At a February 1995 press conference, ANA released findings from a survey of 1,835 nurses nationwide (ANA, 1995a). They found that reduction in the number of RNs in hospitals was causing unsafe conditions for some patients, and massive workloads for the RNs who remain. Increased use of unlicensed assistive personnel (minimally skilled workers with as little as 4 to 6 weeks of training) to provide patient care is becoming commonplace, reported by 44% of the respondents. The respondents also reported more medication errors, increases in patient falls and fractures, longer waits for routine care, and earlier readmission and re-injuries resulting from inadequate patient education.
What is nursing education doing to respond? Clearly, the day-to-day practice of the clinical teacher has been profoundly affected by these changes. My colleagues who teach students in acute care settings report that the changes of the last 6 months in nurse staffing are taking enormous tolls on the clinical education of students. Faculty find themselves actually doing essential care that simply would not be provided were they not there, being another set of clinically skilled eyes and ears for the nurse too busy to notice changes in patients' status. They find themselves being much more active in interpreting the nursing practices witnessed by the students, so students understand what is acceptable practice, and what the circumstances may be that have contributed to the practices they are observing. The safety net afforded by having students pair with experienced nurses is simply not there.
Our response must be on several levels. In the short run, we need new strategies for managing clinical teaching in acute care settings. While a major paradigm shift in nursing education is occurring, it's not finished yet. We still sense an enormous obligation to help our students learn nursing practice in acute care settings, despite our goals in teaching community-based primary care practices. We need to develop ways to help our students critically evaluate and reconcile the promises of work restructuring and the realities they see in practice. With our students, we could begin to form alliances with community leaders, to inform the public about the effects of managed care on quality of care in hospitals, and to develop report cards of hospitals in our local communities as a public service (as ANA has proposed).
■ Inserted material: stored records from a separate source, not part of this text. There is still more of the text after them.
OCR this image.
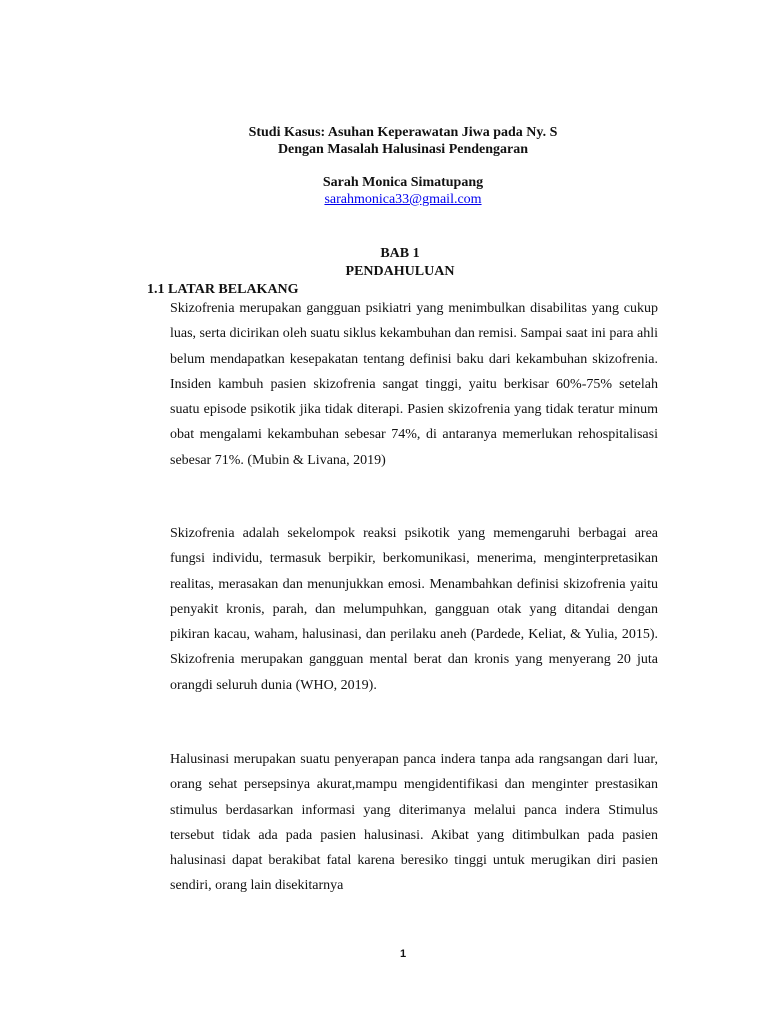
Studi Kasus: Asuhan Keperawatan Jiwa pada Ny. S
Dengan Masalah Halusinasi Pendengaran
Sarah Monica Simatupang
sarahmonica33@gmail.com
BAB 1
PENDAHULUAN
1.1 LATAR BELAKANG

Skizofrenia merupakan gangguan psikiatri yang menimbulkan disabilitas yang cukup luas, serta dicirikan oleh suatu siklus kekambuhan dan remisi. Sampai saat ini para ahli belum mendapatkan kesepakatan tentang definisi baku dari kekambuhan skizofrenia. Insiden kambuh pasien skizofrenia sangat tinggi, yaitu berkisar 60%-75% setelah suatu episode psikotik jika tidak diterapi. Pasien skizofrenia yang tidak teratur minum obat mengalami kekambuhan sebesar 74%, di antaranya memerlukan rehospitalisasi sebesar 71%. (Mubin & Livana, 2019)

Skizofrenia adalah sekelompok reaksi psikotik yang memengaruhi berbagai area fungsi individu, termasuk berpikir, berkomunikasi, menerima, menginterpretasikan realitas, merasakan dan menunjukkan emosi. Menambahkan definisi skizofrenia yaitu penyakit kronis, parah, dan melumpuhkan, gangguan otak yang ditandai dengan pikiran kacau, waham, halusinasi, dan perilaku aneh (Pardede, Keliat, & Yulia, 2015). Skizofrenia merupakan gangguan mental berat dan kronis yang menyerang 20 juta orangdi seluruh dunia (WHO, 2019).

Halusinasi merupakan suatu penyerapan panca indera tanpa ada rangsangan dari luar, orang sehat persepsinya akurat,mampu mengidentifikasi dan menginter prestasikan stimulus berdasarkan informasi yang diterimanya melalui panca indera Stimulus tersebut tidak ada pada pasien halusinasi. Akibat yang ditimbulkan pada pasien halusinasi dapat berakibat fatal karena beresiko tinggi untuk merugikan diri pasien sendiri, orang lain disekitarnya

1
In the long run, we must continue our movement toward new paradigms for nursing education. We have little history to guide us in this move; the stakes are high; the need for innovation is greater than ever before. Let us be not frantic, but thoughtful, caring, and committed.
- American Nurses Association. (1995a). The 1994 layoffs survey conducted for the ANA. McLean, VA.: Decision Data Collection, Inc.
- American Nurses Association. (1995b). Safety and quality of patient care in hospitals: Talking points. Washington, DC: Author.
- Burda, D. (1994). A profit by any other name would still give hospitals the fits. Modern Healthcare, 18, 115.